Zurück in Deutschland weiß er, dass Laufen sein Leben ist und entwickelt den Plan, einen Laufladen in seiner Heimatstadt Kiel aufzumachen. Doch die einzigen bekannten Hersteller von Laufschuhen – Adidas und Puma – wollen ihn nicht beliefern. Als ihm ein Freund von der unbekannten Marke „Nike“ erzählt, schöpft er neue Hoffnung und kündigt seinen Job als Programmierer. Im Dezember 1982, zu einer Zeit, wo sich in Deutschland keiner etwas unter einem Laufladen vorstellen kann und bei dem Namen „Nike“ an die griechische Göttin gedacht wird, eröffnet er ZIPPEL’S Läuferwelt in Kiel.
Sein Laufladen-Abenteuer startet er als ein-Mann-Geschäft auf 45 Quadratmeter und mit einer großen Portion Laufleidenschaft.
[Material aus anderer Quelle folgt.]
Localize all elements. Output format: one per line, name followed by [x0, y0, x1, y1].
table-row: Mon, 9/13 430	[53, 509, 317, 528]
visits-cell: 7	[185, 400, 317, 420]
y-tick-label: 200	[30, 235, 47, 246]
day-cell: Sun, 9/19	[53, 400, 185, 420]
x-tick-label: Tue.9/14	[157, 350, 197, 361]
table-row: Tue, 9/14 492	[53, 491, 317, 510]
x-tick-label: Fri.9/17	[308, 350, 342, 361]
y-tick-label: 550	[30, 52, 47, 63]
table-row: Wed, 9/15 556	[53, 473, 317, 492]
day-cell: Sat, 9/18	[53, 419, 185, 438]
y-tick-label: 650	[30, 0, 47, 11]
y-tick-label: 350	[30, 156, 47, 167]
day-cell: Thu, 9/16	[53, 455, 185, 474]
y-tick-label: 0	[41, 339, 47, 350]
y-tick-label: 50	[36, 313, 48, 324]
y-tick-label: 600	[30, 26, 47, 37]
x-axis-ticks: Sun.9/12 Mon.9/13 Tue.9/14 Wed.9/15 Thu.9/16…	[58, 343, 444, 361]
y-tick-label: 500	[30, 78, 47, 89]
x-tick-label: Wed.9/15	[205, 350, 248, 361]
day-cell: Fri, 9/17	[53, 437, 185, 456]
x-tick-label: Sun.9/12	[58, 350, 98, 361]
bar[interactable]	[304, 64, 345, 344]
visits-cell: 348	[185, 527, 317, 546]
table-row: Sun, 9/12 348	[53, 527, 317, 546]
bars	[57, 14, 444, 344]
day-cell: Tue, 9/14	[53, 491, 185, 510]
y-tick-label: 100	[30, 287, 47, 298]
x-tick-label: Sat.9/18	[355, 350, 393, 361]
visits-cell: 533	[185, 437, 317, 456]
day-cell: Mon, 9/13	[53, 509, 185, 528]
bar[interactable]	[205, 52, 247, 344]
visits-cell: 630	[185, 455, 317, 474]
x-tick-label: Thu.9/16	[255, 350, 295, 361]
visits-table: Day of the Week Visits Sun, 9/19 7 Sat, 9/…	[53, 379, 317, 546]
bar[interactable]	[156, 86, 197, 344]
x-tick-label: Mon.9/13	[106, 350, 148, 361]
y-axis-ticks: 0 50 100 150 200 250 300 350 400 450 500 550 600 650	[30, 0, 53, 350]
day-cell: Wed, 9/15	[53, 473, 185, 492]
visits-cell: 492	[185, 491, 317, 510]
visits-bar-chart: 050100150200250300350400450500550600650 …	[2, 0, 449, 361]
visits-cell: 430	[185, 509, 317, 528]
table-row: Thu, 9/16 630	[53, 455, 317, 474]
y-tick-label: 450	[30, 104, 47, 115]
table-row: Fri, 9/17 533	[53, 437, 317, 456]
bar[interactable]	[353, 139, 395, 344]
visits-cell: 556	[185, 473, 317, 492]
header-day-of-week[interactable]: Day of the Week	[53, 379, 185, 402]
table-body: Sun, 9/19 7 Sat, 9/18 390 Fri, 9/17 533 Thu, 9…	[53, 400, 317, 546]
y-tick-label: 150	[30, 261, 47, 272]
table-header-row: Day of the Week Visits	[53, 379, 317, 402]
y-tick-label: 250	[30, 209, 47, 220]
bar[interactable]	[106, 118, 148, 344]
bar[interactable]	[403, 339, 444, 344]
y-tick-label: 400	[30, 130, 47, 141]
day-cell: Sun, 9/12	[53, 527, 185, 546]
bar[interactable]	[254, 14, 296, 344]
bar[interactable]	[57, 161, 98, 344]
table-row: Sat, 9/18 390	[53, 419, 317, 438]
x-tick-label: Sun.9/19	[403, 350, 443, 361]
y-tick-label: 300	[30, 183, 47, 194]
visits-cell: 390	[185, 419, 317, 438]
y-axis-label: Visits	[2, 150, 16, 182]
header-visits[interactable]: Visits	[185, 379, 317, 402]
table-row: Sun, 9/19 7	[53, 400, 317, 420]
Doch als der Schnee im Januar nicht aufhören will zu fallen und die Kundschaft ausbleibt, machen sich erste Zweifel breit: „Wer übernimmt im Laden, wenn ich mich verletzte?“ „War die Kündigung des Jobs voreilig?“ „Brauche ich mehr Lieferanten?“ Sein Kapital ist sein guter Ruf in der lokalen Läuferszene und als das Wetter besser wird, entdeckten immer mehr Kunden „Zippels“ als Anlaufstelle für Expertise rund um den Laufsport.
ZIPPEL’S Läuferwelt wächst und mittlerweile gibt es neben dem Laden in Kiel auch Filialen in Lübeck, Norderstedt, Flensburg und auf Sylt.
Rainer Ziplinsky läuft immer noch leidenschaftlich – zu seinem 70. Geburtstag ist er dann sogar nochmal, einen Marathon gelaufen.